One thing I've learned about Elves and Dwarves is that Elves always use rounded, curving shapes and Dwarves use geometric, straight patterns. Keep to that and everything is OK!
Fur trim is always good. Added fur trim to the vest. Fur trim to the top of a pair of ugg boots. You can't quite see the tunic underneath, but there is a piece of fabric that looks like chain mail set inside an open neck. I was proud of that little detail :)
The beard I LOVE. Could have gone with a full Santa style beard, but he's a kid. This beard is hilariously perfect. Had to be held on with spirit gum, but that's the price you have to pay.
The hat. Oh my. The hat. I wanted a wig. No wigs.
Husband bought the hat. A viking hat. Dwarves and vikings are NOT the same. The problem is, with a viking hat, the kid becomes a viking! The whole costume is a viking in that one detail! So out with the viking horns, and what do you do with two gaping holes? Cover both sides of the helmet with foam treated to look like leather, of course! Applied VERY patiently. Over lots of time. Ironed over and over, as the foam gradually learns to take a new shape without folds. Then glued in place. Make a front piece also out of foam, painted to match the metal helmet. And we're back in business as a dwarf. Whew!
But the cream on top is the gauntlets.
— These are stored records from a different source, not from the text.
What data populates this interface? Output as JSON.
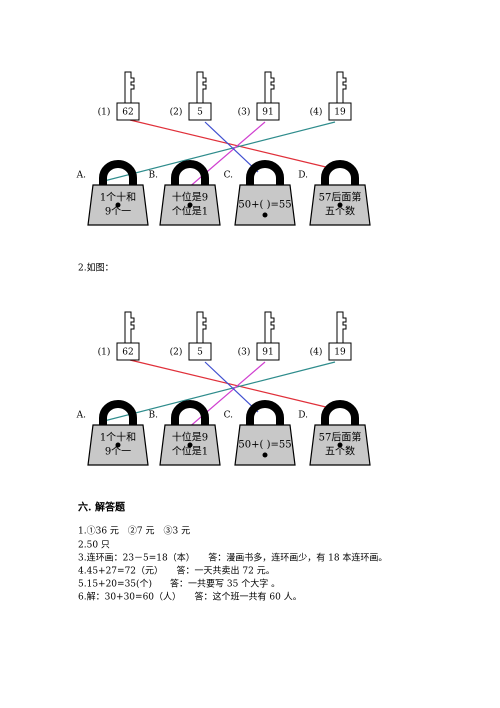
{
  "diagrams": [
    {
      "keys": [
        {
          "number": "(1)",
          "label": "62"
        },
        {
          "number": "(2)",
          "label": "5"
        },
        {
          "number": "(3)",
          "label": "91"
        },
        {
          "number": "(4)",
          "label": "19"
        }
      ],
      "locks": [
        {
          "letter": "A.",
          "lines": [
            "1个十和",
            "9个一"
          ]
        },
        {
          "letter": "B.",
          "lines": [
            "十位是9",
            "个位是1"
          ]
        },
        {
          "letter": "C.",
          "lines": [
            "50+(  )=55"
          ]
        },
        {
          "letter": "D.",
          "lines": [
            "57后面第",
            "五个数"
          ]
        }
      ]
    },
    {
      "keys": [
        {
          "number": "(1)",
          "label": "62"
        },
        {
          "number": "(2)",
          "label": "5"
        },
        {
          "number": "(3)",
          "label": "91"
        },
        {
          "number": "(4)",
          "label": "19"
        }
      ],
      "locks": [
        {
          "letter": "A.",
          "lines": [
            "1个十和",
            "9个一"
          ]
        },
        {
          "letter": "B.",
          "lines": [
            "十位是9",
            "个位是1"
          ]
        },
        {
          "letter": "C.",
          "lines": [
            "50+(  )=55"
          ]
        },
        {
          "letter": "D.",
          "lines": [
            "57后面第",
            "五个数"
          ]
        }
      ]
    }
  ],
  "caption": "2.如图：",
  "section_title": "六. 解答题",
  "answers": [
    "1.①36 元　②7 元　③3 元",
    "2.50 只",
    "3.连环画：23－5=18（本）　　答：漫画书多，连环画少，有 18 本连环画。",
    "4.45+27=72（元）　　答：一天共卖出 72 元。",
    "5.15+20=35(个)　　答：一共要写 35 个大字 。",
    "6.解：30+30=60（人）　　答：这个班一共有 60 人。"
  ]
}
Made ON Halloween day, with moments to spare, the kid suddenly, desperately needs gauntlets. I study the dwarf gauntlets to determine that they connect to fingerless gloves. Whip out the shapes.
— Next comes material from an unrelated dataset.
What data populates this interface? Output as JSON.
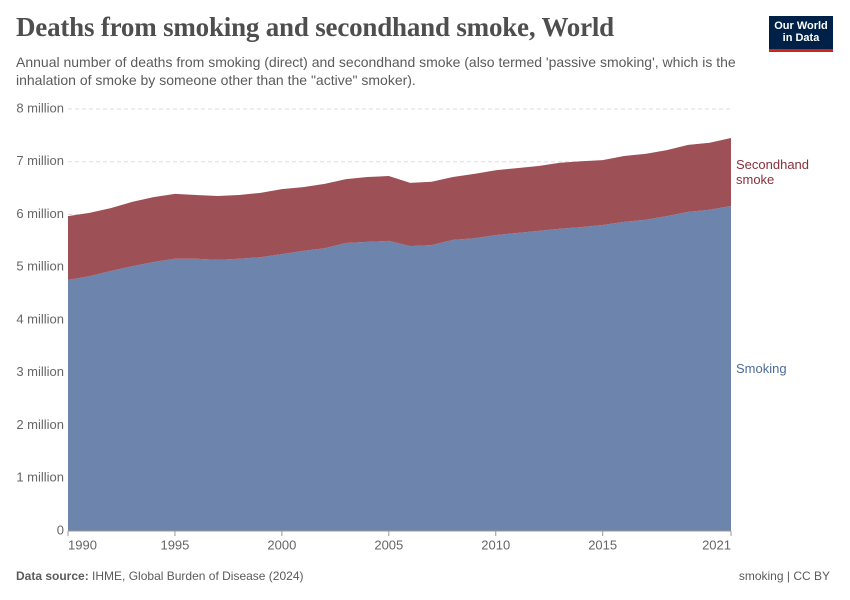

One layer is thick foam, the other thin. The thin foam is cut into the detail design. Both are ironed (tricky, because they do shrink, and thin shrinks more than thick). Glued together. Shoe polished.
Then here's the crazy. (If we haven't already achieved it) Sew the finished, shaped gauntlets to rectangles of knit fabric. Yep, I said sew. You can sew craft foam. It's trickier when it's been shaped, but it's possible.
Sew the gauntlets to the fabric. Sew the fabric into tubes. Turn. cut holes for the thumbs, and you've got fingerless gloves with gauntlets attached. And you've got a dwarf.
|Dwarves will always find tunnels!|
Our final costume doesn't get much coverage. Seth is in the musical "Peter Pan" at his high school right now, so he's NEVER home. For the same reason, I don't have many pictures. He knew what he wanted, but wasn't here much to discuss it. As it was, he turned out very cool.
He was the Hatbox Ghost from the Haunted Mansion. He didn't know how to be transparent, so he opted for a full-color version - as if the ghost were in the world what would he look like. Pretty creative! He couldn't find a hatbox, so he found a cool picnic basket and spray painted it.
This year, he passed out candy on our porch, where there was a blacklight to make his skull mask glow, and he was hilarious! He scared so many kids. I was super proud of him because he put so much of his costume together himself this year. I made the cape, and the mask is Tysen's (a very cool kind that is applied directly to the face so that it moves when the wearer talks. Seth applied more makeup after I took pictures so that his face and neck were more obscured), but the rest of the costume he found at second hand stores, costume shops, and out of closets throughout the house! Way to be creative, Seth!
Putting the PLAY in CosplayThe best part of dress-up is playing. I love that my kids aren't too cool to play, no matter their age. It's a little harder to get them to forget I'm there as they get older, but I love when they get goofy and have fun. So here's the appendix of silly pics. In my humble opinion, this is what it's REALLY about!
This first group of pictures I LOVE because they are Lily actually Being a Woodland Elf. I also adore them because even though they are not in focus, they look like watercolor paintings:
And finally we have Elf and Dwarf together. Hilarity ensues. I love the running series where Isaac gets into character by being Dwarf exhausted by Elf.